И отпуск почти весь позади, а роман опять не дописан, и, конечно, не будет дописан никогда, потому что до точки в конце последней фразы все так же далеко, как и пять, и десять, и пятнадцать лет назад. Не ленился, сидел по шесть часов, писал до дурноты, до судороги в пальцах, - и вот все будто оборвалось, и написанное кажется вздором, мараньем какого-то борзописца из тех, кого читаешь там, в Петербурге, изо дня в день, и тошно даже подумать о том, чтобы взяться еще когда-либо за перо, и тошно жить, и почти нестерпимо хочется на тот свет.
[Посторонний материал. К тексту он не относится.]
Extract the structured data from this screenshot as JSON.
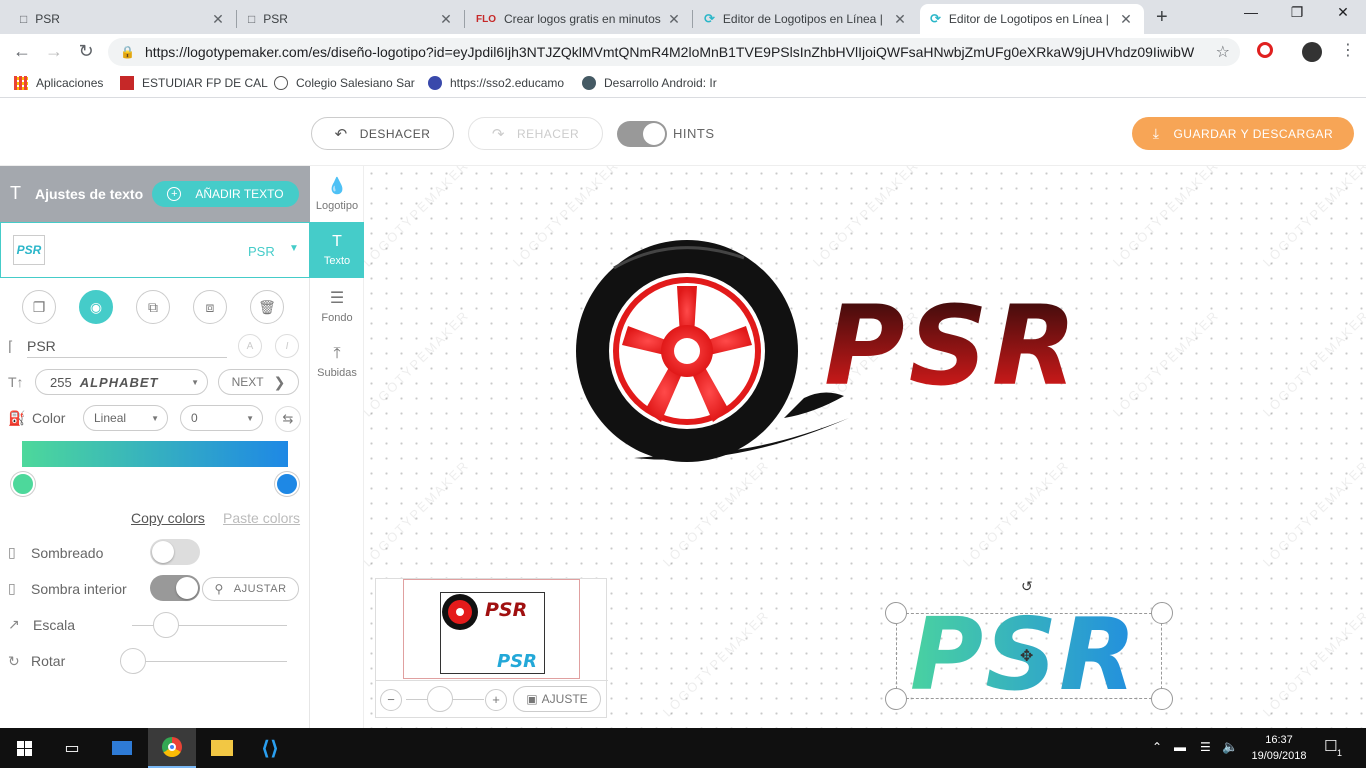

В этот раз Иван Александрович в Мариенбаде исписал кругом тридцать с лишним огромных листов; еще бы полстолько - и победа; поправлять, добавлять, отделывать можно было бы урывками, по ночам на Моховой; но кто-то (скажем - судьба) жестоко посмеялся над его вдохновением. После мариенбадских вод полагается укреплять желудочные нервы или железной водой, или морскими купаньями, или, наконец, веселым житьем в большом городе, где хорошая еда, хорошее вино. Иван Александрович Парижем на сей раз не соблазнился, выбрал море и примчался сюда, в Boulogne-sur-mer: еще оставалось почти три недели отпуска; двадцать морских ванн - это как раз полный курс; устроиться у m-r Valbin, в том же старом домике у моста, где так славно работалось в шестидесятом году, - и продолжать, продолжать роман!
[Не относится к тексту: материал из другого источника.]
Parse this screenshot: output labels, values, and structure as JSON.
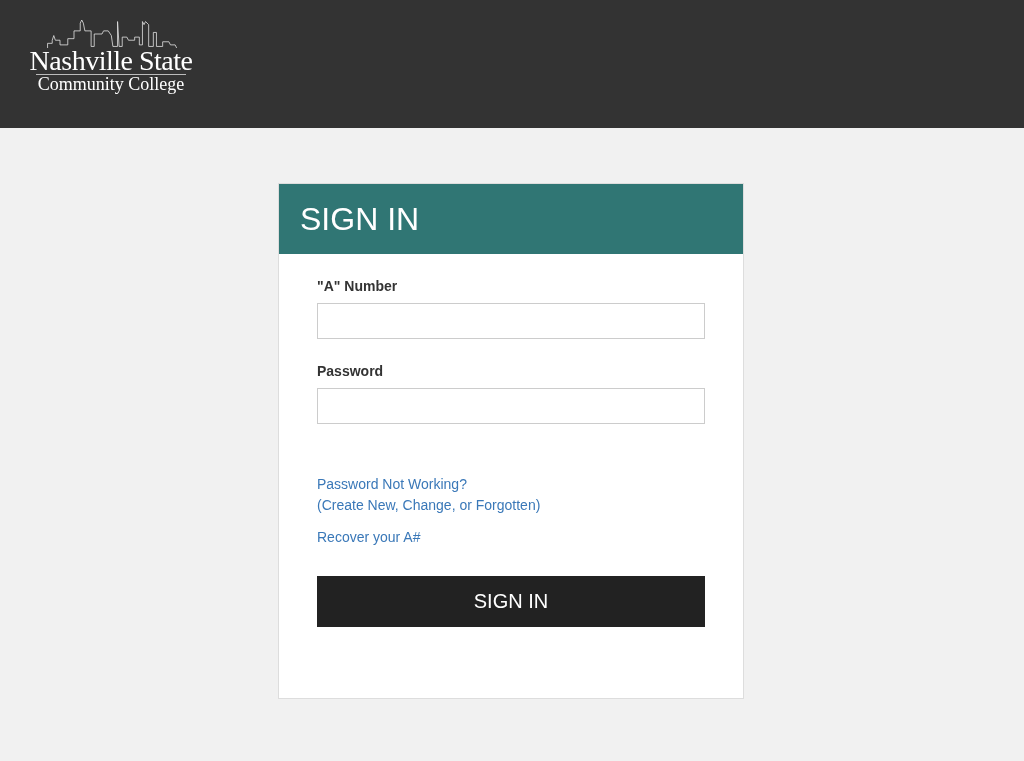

Однако судьба (назовем это так) все предусмотрела. Оказалось, что ни самого Valbin, ни жены его нет, ни даже тот дом у моста не существует: он сломан, и на его месте устроен рыбный рынок. Иван Александрович бросился искать другое пристанище, - а купальный сезон в разгаре, отели, пансионы переполнены, из каждого окна глядят рыжие и других мастей рожи англичан и англичанок; нашелся, наконец, пристойный boarding house, Иван Александрович распаковал вещи и улегся спать, предвкушая, как с утра, после купанья и завтрака, возьмется за работу… Но утром-то и последовал решающий удар: улица Napoleon (бывшая de l’Ecu), на которую выходили окна его комнаты, наполнилась треском экипажей: и коляски, и телеги со звонками, и черт знает что еще прыгает и скачет по мостовой! Всякая надежда пропала; оставалось только спрятать рукопись обратно в чемодан и, доведя курс морских ванн до конца, возвращаться в Россию, впрягаться в служебную лямку.

На море был штиль. Плоские, теплые волны лениво наползали на пляж. От купанья в такую погоду - никакой пользы, все равно что плескаться в Маркизовой луже. Оно и похоже на Финский залив, только на горизонте вместо купола Кронштадтского собора горят под солнцем меловые утесы: там Англия. Иван Александрович не пошел в купальную будку: не хотелось купаться, не хотелось ничего, - и присел на скамью на эспланаде, надвинул на глаза соломенную шляпу. На самом солнцепеке его знобило от тоски.

Как слепы и жалки крики тех, которые обвиняют его в лени! Было два года свободного времени на море - и он написал огромную книгу, "Фрегат "Паллада"". Глотнул свежего воздуха в Мариенбаде - и за семь недель явились три тома "Обломова"! Теперь похитил три месяца свободы, хотел выкроить из них недель шесть на работу - судьба помазала по губам да и отказала, боже мой, а как был счастлив!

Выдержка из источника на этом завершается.